I tood delivery of my Model 3 two months ago with FSD purchased, and considered it partially a goodwill donation to the cause, and partially a way to keep Tesla's feet to the fire to eventually deliver the functionality. (If no one purchased it, Tesla wouldn't feel much obligation to deliver it.) They do NOT want to be in a situation where they have to refund tens of thousands of customers; I'm surprised Tesla offered FSD at all to leaseholders, given the near-zero chance that FSD would be meaningfully available in a 3-year time frame. (I intend to keep my car for eight years or so, and I do think Level 4 FSD is realistic within that time frame, which was part of my decision.)
OTOH, I will be flabbergasted if Level 4 FSD is available by 2020, though I do expect to see some differentiation between "FSD" and non-FSD packages before then. For instance, we could see onramp-to-offramp FSD (Level 3 autonomy) as part of the "FSD" package, but not as part of standard Autopilot. I would expect this by 2019-2020. Surface-street FSD (in whitelisted areas and good conditions) will probably not be ready til 2021-2022, and Level 4 FSD in the general case (excluding extreme weather or very difficult roads/conditions) probably won't be ready til 2023-2025, and almost certainly will require substantial hardware advances to AP2: faster computers, more cameras and/or radar, possibly lidar.
I actually nearly held off buying my Model 3 to wait for"AP3", but I'm pretty sure the federal tax rebates will be gone by then, and also I think pre-buyers of AP2 FSD will likely inherit these upgrades for free (or at the very least be refunded the $3k) if AP2 proves insufficient to the task.

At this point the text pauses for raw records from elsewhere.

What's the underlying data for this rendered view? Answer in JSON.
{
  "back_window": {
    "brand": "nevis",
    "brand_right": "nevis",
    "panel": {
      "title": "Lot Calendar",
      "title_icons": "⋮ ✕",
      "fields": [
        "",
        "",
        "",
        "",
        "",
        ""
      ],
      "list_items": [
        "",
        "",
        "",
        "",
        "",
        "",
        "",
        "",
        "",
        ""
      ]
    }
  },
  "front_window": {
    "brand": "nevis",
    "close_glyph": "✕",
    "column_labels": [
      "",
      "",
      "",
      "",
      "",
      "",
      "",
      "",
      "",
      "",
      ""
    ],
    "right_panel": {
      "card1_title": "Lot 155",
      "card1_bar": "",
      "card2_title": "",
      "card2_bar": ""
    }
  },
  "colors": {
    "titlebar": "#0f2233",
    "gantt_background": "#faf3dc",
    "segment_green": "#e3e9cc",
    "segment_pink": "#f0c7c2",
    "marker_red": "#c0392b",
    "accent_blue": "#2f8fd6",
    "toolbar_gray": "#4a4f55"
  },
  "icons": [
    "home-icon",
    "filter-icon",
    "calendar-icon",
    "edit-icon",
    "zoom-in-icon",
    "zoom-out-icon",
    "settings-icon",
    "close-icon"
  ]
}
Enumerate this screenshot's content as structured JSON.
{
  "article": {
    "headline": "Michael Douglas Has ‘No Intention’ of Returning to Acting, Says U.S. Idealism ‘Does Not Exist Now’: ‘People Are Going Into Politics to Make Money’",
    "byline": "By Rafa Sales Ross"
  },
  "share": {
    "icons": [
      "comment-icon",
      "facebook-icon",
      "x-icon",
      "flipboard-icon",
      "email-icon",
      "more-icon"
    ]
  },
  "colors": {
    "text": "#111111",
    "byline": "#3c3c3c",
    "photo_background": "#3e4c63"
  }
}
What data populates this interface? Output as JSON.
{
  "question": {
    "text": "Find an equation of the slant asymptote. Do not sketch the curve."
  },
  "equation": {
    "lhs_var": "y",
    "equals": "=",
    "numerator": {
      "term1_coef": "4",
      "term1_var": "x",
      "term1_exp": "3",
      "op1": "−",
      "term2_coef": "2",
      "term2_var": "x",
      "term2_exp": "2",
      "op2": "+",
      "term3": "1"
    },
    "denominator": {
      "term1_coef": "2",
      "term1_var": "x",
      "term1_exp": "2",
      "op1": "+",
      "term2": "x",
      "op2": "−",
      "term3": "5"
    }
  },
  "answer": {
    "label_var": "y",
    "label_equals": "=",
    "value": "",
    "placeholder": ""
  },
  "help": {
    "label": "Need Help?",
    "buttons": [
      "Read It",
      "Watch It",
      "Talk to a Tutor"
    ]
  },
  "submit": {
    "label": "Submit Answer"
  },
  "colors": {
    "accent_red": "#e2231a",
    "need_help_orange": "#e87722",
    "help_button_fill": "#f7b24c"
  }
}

I still own my "vintage" 2012 Model S, which drives (er, is driven) like a charm, and plan to upgrade it to a new S or X once "AP3" materializes, or once FSD is meaningfully enabled.
Tangentially I've also wondered whether an ulterior motive of SpaceX's proposed global internet constellation is to provide reliable real-time communications specifically to bolster Tesla's FSD systems. There could be some real synergy there.